CISA, FBI and NSA Issue Cybersecurity Advisory for Cleared Defense Contractors
Last week, the Cybersecurity and Infrastructure Security Agency ("CISA"), Federal Bureau of Investigation ("FBI"), and National Security Agency ("NSA") issued a 19-page joint Alert (AA22-047A) for cleared defense contractors ("CDCs") due to "regular targeting" of CDCs by Russian state-sponsored cyber actors.
According to the Alert, the threat actors have targeted CDCs – both large and small, and subcontractors – with varying levels of cybersecurity protocols and resources. These CDCs support contracts for the Department of Defense ("DoD") and Intelligence Community ("IC") in the following areas:
Command, control, communications, and combat systems;
Intelligence, surveillance, reconnaissance, and targeting;
Weapons and missile development;
Vehicle and aircraft design; and
Software development, data analytics, computers, and logistics.
According to the Alert, Russian state-sponsored cyber actors have targeted CDCs from at least January 2020 through February 2022. The threat actors leverage access to CDC networks to obtain sensitive data about U.S. defense and intelligence programs and capabilities, including those supporting the U.S. Army, U.S. Air Force, U.S. Navy, U.S. Space Force, and DoD and Intelligence programs.
Given the magnitude of this threat, the FBI, NSA, and CISA urge all CDCs to investigate suspicious activity – including the identified tactics, techniques, and procedures ("TTPs") – in their enterprise and cloud environments. To that end, the Alert, among other things, recommends the following:
Look for Evidence of Known TTPs
Look for behavioral evidence or network and host-based artifacts from known TTPs associated with this activity. To detect password spray activity, review authentication logs for system and application login failures of valid accounts. Look for frequent, failed authentication attempts across multiple accounts.
To detect use of compromised credentials in combination with a VPS, follow the steps below:
Review logs for suspicious “impossible logins,” such as logins with changing usernames, user agent strings, and IP address combinations or logins where IP addresses do not align to the expected user’s geographic location.
Look for one IP used for multiple accounts, excluding expected logins.
Search for “impossible travel,” which occurs when a user logs in from multiple IP addresses that are a significant geographic distance apart (i.e., a person could not realistically travel between the geographic locations of the two IP addresses in the time between logins).

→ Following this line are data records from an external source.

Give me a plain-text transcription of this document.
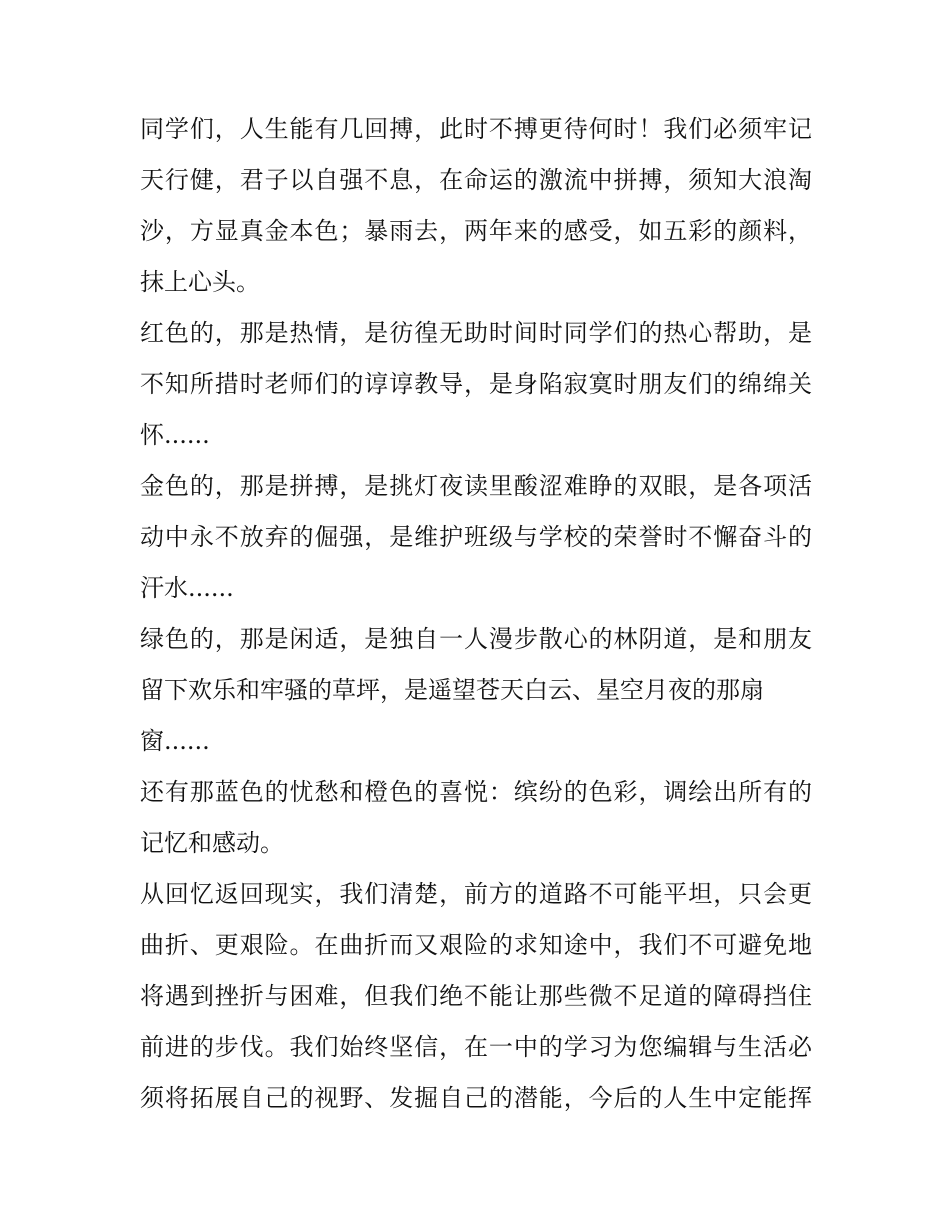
同学们，人生能有几回搏，此时不搏更待何时！我们必须牢记
天行健，君子以自强不息，在命运的激流中拼搏，须知大浪淘
沙，方显真金本色；暴雨去，两年来的感受，如五彩的颜料，
抹上心头。
红色的，那是热情，是彷徨无助时间时同学们的热心帮助，是
不知所措时老师们的谆谆教导，是身陷寂寞时朋友们的绵绵关
怀......
金色的，那是拼搏，是挑灯夜读里酸涩难睁的双眼，是各项活
动中永不放弃的倔强，是维护班级与学校的荣誉时不懈奋斗的
汗水......
绿色的，那是闲适，是独自一人漫步散心的林阴道，是和朋友
留下欢乐和牢骚的草坪，是遥望苍天白云、星空月夜的那扇
窗......
还有那蓝色的忧愁和橙色的喜悦：缤纷的色彩，调绘出所有的
记忆和感动。
从回忆返回现实，我们清楚，前方的道路不可能平坦，只会更
曲折、更艰险。在曲折而又艰险的求知途中，我们不可避免地
将遇到挫折与困难，但我们绝不能让那些微不足道的障碍挡住
前进的步伐。我们始终坚信，在一中的学习为您编辑与生活必
须将拓展自己的视野、发掘自己的潜能，今后的人生中定能挥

Note: this detection opportunity can result in false positives if legitimate users apply VPN solutions before connecting to networks.
Evaluate processes and program execution command-line arguments that may indicate credential dumping, especially attempts to access or copy the ntds.dit file from a domain controller.
Identify suspicious privileged account use after resetting passwords or applying user account mitigations.
Review logs for unusual activity in typically dormant accounts.
Look for unusual user agent strings, such as strings not typically associated with normal user activity, which may indicate bot activity.
Further, the CISA, FBI, and NSA encourage all CDCs – regardless of whether there have been any indicators of compromise – to apply the following mitigations to reduce the risk of compromise by this threat actor (note: there are other mitigations not listed below):
Enable Multifactor Authentication
Enforce Strong, Unique Passwords
Introduce Account Lockout and Time-Based Access Features
Reduce Credential Exposure
Create a centralized log management system
If using M365, enable Unified Audit Log (UAL)
Correlate logs, including M365 logs, from network and host security devices.
Ensure PowerShell logging is turned on.
Update PowerShell instances to version 5.0 or later
Confirm PowerShell 5.0 instances have module, script block, and transcription logging enabled.
Monitor remote access/Remote Desktop Protocol (RDP) logs and disable unused remote access/RDP ports.
Consider using a centralized patch management system.
Ensure that antivirus applications are installed on all organizations’ computers and are configured to prevent spyware, adware, and malware as part of the operating system security baseline.
Keep virus definitions up to date.
Regularly monitor antivirus scans.
Utilize endpoint detection and response (EDR) tools.
Audit configuration management programs to ensure they can track and mitigate emerging threats.
Apply the principle of least privilege.
Regularly update VPNs, network infrastructure devices, and devices used for remote work environments with the latest software patches and security configurations.
Provide end user awareness and training.
Inform employees of the risks of social engineering attacks, e.g., risks associated with posting detailed career information to social or professional networking sites.